Luckily everything important is saved in other places. Finding all those passwords and stories and information again should be interesting.

I pushed the flickering screen a little more because I just needed to do one more thing….At three a.m. this morning I went shopping.

A Toshiba this time. I hear they’re sturdy. And I’m opting for second day air.

In the meantime, I’ll read actual books and for actual work I need to save, I’ll borrow my children’s computer when they’re not around. And maybe I’ll whimper a lot.

Comments

5 responses to “Ack! ACK! The BoD”

  1. Thank god my husband works in computers. He builds our desktops and fixes BoD for me. He set up a back-up system on JungleDisk so I don’t lose any work (although each time I’m forced to reboot it tells me my trial has expired… and we paid for it! I’ll have to check a different back-up system out…)

    I just have to point at the computer, point at him and say, “Fix it.”

    He knows the reward. ;-)

  2. Dana Marie,
    my auntie used to say a woman who owns an old house should fall in love with a plumber or an electrician. “Someone useful.” (I suppose she’d say that about men who own old houses, too.)

    Seems to me that a computer technician is about as perfect a catch for a writer as a doctor would be for a hypochondriac.

  3. Lol, ain’t it the truth. I started saying I want a laptop and he started handing me magazines with statistics on the laptop he thought I would want. 120GB hard drive, dual core processor, 2GB memory, 17in wide screen monitor… wait, that is what I wanted…

  4. Hi Kate!
    Good luck with the new laptop. :o )

    My hubby is in computers, too. We have hard drives, servers, switches, cards and other items strewn about our house like a hillbilly mechanic has cars on his front lawn. Exactly one of them runs right, all the time: My laptop.

    My desktop is an overloaded, six years old, dual-processor monster with power supply issues. It has extra hard drives and other peripherals hanging off it like the little ecosystem of barnacles and fishies on a great blue whale.
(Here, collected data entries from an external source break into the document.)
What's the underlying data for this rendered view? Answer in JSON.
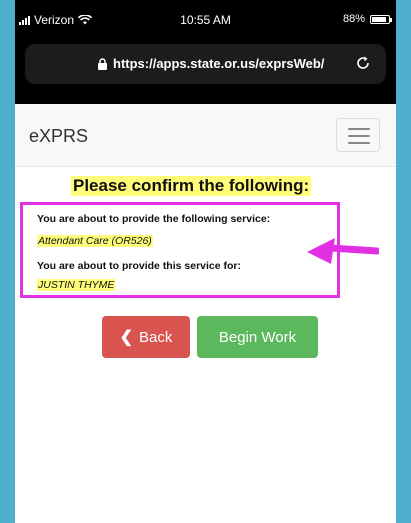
{
  "status_bar": {
    "carrier": "Verizon",
    "time": "10:55 AM",
    "battery": "88%",
    "battery_level": 0.88
  },
  "browser": {
    "url": "https://apps.state.or.us/exprsWeb/"
  },
  "navbar": {
    "brand": "eXPRS"
  },
  "page": {
    "title": "Please confirm the following:",
    "service_label": "You are about to provide the following service:",
    "service_value": "Attendant Care (OR526)",
    "client_label": "You are about to provide this service for:",
    "client_value": "JUSTIN THYME",
    "back_label": "Back",
    "begin_label": "Begin Work"
  },
  "colors": {
    "highlight": "#fffd7a",
    "annotation": "#e231e5",
    "back_button": "#d9534f",
    "begin_button": "#5cb85c"
  }
}
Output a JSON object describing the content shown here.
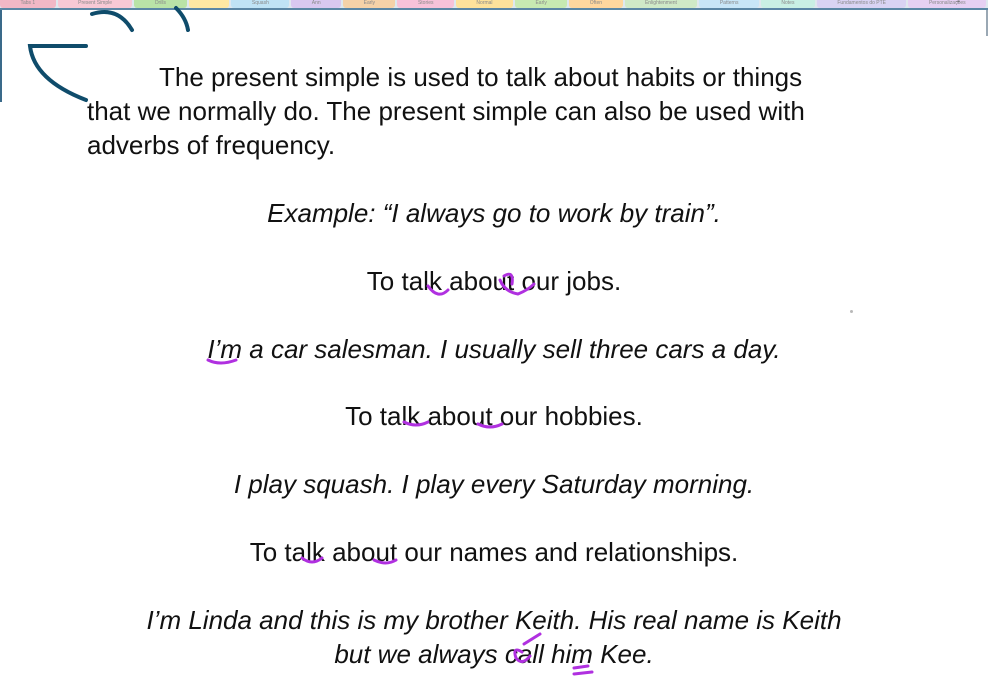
{
  "tabs": [
    {
      "label": "Tabs 1",
      "color": "#f2b8c6"
    },
    {
      "label": "Present Simple",
      "color": "#f7c9d5"
    },
    {
      "label": "Drills",
      "color": "#b9e3a7"
    },
    {
      "label": "",
      "color": "#ffe8a3"
    },
    {
      "label": "Squash",
      "color": "#bfe3f5"
    },
    {
      "label": "Ann",
      "color": "#d9c8f0"
    },
    {
      "label": "Early",
      "color": "#f5d2a8"
    },
    {
      "label": "Stories",
      "color": "#f7c2d9"
    },
    {
      "label": "Normal",
      "color": "#fde29b"
    },
    {
      "label": "Early",
      "color": "#c7eab2"
    },
    {
      "label": "Often",
      "color": "#ffd79e"
    },
    {
      "label": "Enlightenment",
      "color": "#cfe9c7"
    },
    {
      "label": "Patterns",
      "color": "#c8e6f7"
    },
    {
      "label": "Notes",
      "color": "#c9f0e4"
    },
    {
      "label": "Fundamentos do PTE",
      "color": "#d9d3f3"
    },
    {
      "label": "Personalizações",
      "color": "#e6d0f2"
    }
  ],
  "tab_add_label": "+",
  "text": {
    "para_line1": "The present simple is used to talk about habits or things",
    "para_line2": "that we normally do. The present simple can also be used with",
    "para_line3": "adverbs of frequency.",
    "example1": "Example: “I always go to work by train”.",
    "heading_jobs": "To talk about our jobs.",
    "example_jobs": "I’m a car salesman. I usually sell three cars a day.",
    "heading_hobbies": "To talk about our hobbies.",
    "example_hobbies": "I play squash.  I play every Saturday morning.",
    "heading_names": "To talk about our names and relationships.",
    "example_names_line1": "I’m Linda and this is my brother Keith. His real name is Keith",
    "example_names_line2": "but we always call him Kee."
  },
  "colors": {
    "ink_annotation": "#b030e0",
    "ink_corner": "#0f4c6b",
    "accent_line": "#5b87a5",
    "text": "#111111"
  }
}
But for some reason I do most of my work—and all of my best work on it. There’s something comforting about its bent, dented case, and the happy family of dust bunnies living in its guts. It’s only 90% reliable and noisy as all get out, but I love it.
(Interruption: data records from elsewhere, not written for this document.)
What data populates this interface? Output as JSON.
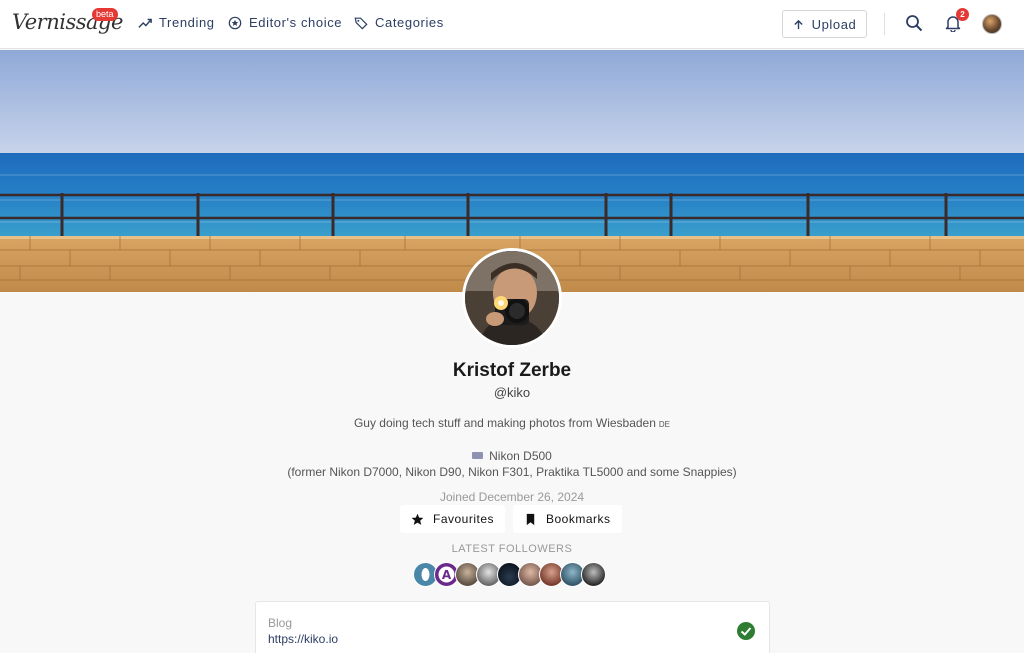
{
  "brand": {
    "logo_text": "Vernissage",
    "beta_label": "beta"
  },
  "nav": {
    "trending": "Trending",
    "editors_choice": "Editor's choice",
    "categories": "Categories",
    "upload": "Upload",
    "notification_count": "2"
  },
  "profile": {
    "name": "Kristof Zerbe",
    "handle": "@kiko",
    "bio": "Guy doing tech stuff and making photos from Wiesbaden",
    "bio_flag": "DE",
    "camera": "Nikon D500",
    "camera_former": "(former Nikon D7000, Nikon D90, Nikon F301, Praktika TL5000 and some Snappies)",
    "joined": "Joined December 26, 2024"
  },
  "actions": {
    "favourites": "Favourites",
    "bookmarks": "Bookmarks"
  },
  "followers": {
    "label": "LATEST FOLLOWERS",
    "count_shown": 9
  },
  "fields": [
    {
      "label": "Blog",
      "value": "https://kiko.io",
      "verified": true
    }
  ],
  "colors": {
    "accent": "#2c3e63",
    "badge": "#e53935",
    "verified": "#2e7d32",
    "background": "#f8f8f8"
  }
}
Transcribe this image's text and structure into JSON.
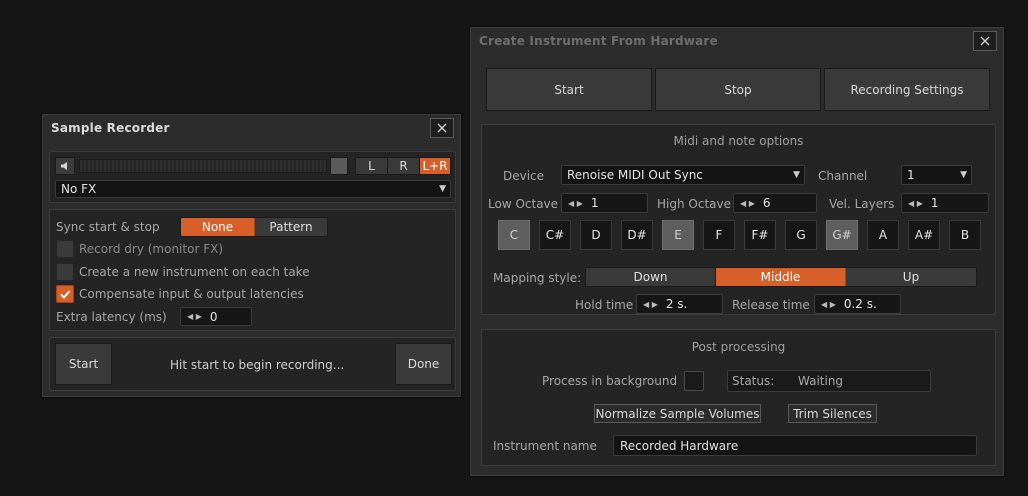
{
  "sample_recorder": {
    "title": "Sample Recorder",
    "channels": [
      "L",
      "R",
      "L+R"
    ],
    "fx_select": "No FX",
    "sync_label": "Sync start & stop",
    "sync_options": [
      "None",
      "Pattern"
    ],
    "sync_selected": "None",
    "record_dry_label": "Record dry (monitor FX)",
    "record_dry_checked": false,
    "new_instrument_label": "Create a new instrument on each take",
    "new_instrument_checked": false,
    "compensate_label": "Compensate input & output latencies",
    "compensate_checked": true,
    "extra_latency_label": "Extra latency (ms)",
    "extra_latency_value": "0",
    "start_label": "Start",
    "status_text": "Hit start to begin recording...",
    "done_label": "Done"
  },
  "create_instrument": {
    "title": "Create Instrument From Hardware",
    "toolbar": {
      "start": "Start",
      "stop": "Stop",
      "settings": "Recording Settings"
    },
    "midi_section_title": "Midi and note options",
    "device_label": "Device",
    "device_value": "Renoise MIDI Out Sync",
    "channel_label": "Channel",
    "channel_value": "1",
    "low_octave_label": "Low Octave",
    "low_octave_value": "1",
    "high_octave_label": "High Octave",
    "high_octave_value": "6",
    "vel_layers_label": "Vel. Layers",
    "vel_layers_value": "1",
    "notes": [
      {
        "name": "C",
        "selected": true
      },
      {
        "name": "C#",
        "selected": false
      },
      {
        "name": "D",
        "selected": false
      },
      {
        "name": "D#",
        "selected": false
      },
      {
        "name": "E",
        "selected": true
      },
      {
        "name": "F",
        "selected": false
      },
      {
        "name": "F#",
        "selected": false
      },
      {
        "name": "G",
        "selected": false
      },
      {
        "name": "G#",
        "selected": true
      },
      {
        "name": "A",
        "selected": false
      },
      {
        "name": "A#",
        "selected": false
      },
      {
        "name": "B",
        "selected": false
      }
    ],
    "mapping_label": "Mapping style:",
    "mapping_options": [
      "Down",
      "Middle",
      "Up"
    ],
    "mapping_selected": "Middle",
    "hold_time_label": "Hold time",
    "hold_time_value": "2 s.",
    "release_time_label": "Release time",
    "release_time_value": "0.2 s.",
    "post_section_title": "Post processing",
    "process_bg_label": "Process in background",
    "process_bg_checked": false,
    "status_label": "Status:",
    "status_value": "Waiting",
    "normalize_label": "Normalize Sample Volumes",
    "trim_label": "Trim Silences",
    "instrument_name_label": "Instrument name",
    "instrument_name_value": "Recorded Hardware"
  },
  "colors": {
    "accent": "#d65f2a",
    "background": "#151515",
    "window": "#2c2c2c",
    "panel": "#242424"
  }
}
  5. I was scanning down the blog and saw, “curse you Dell,” and I thought, OMG, what have I done now? Because people misspell my name a lot. But I see you’re not cursing me, just my favorite laptop. I’m now on my third Dell laptop, as of last month.

    Like you, I wear them out. Worse, I was getting the BLACK screen of death. Old battery and worn out power cord failure. But I really just needed a bigger, better screen and more hard drive and memory capacity because I’m doing so much cover art now. I’m keeping the old, lightweight Dell just for travel, kind of like having an Alpha-Smart. There really is no hope. A four-year-old laptop is hopelessly obsolete, no matter what brand. I now have three times the machine, at less than half the cost of the last laptop.

    Oh, all my friends curse Toshiba and HP. But I figure no company can make as many models as they all do without producing some lemons.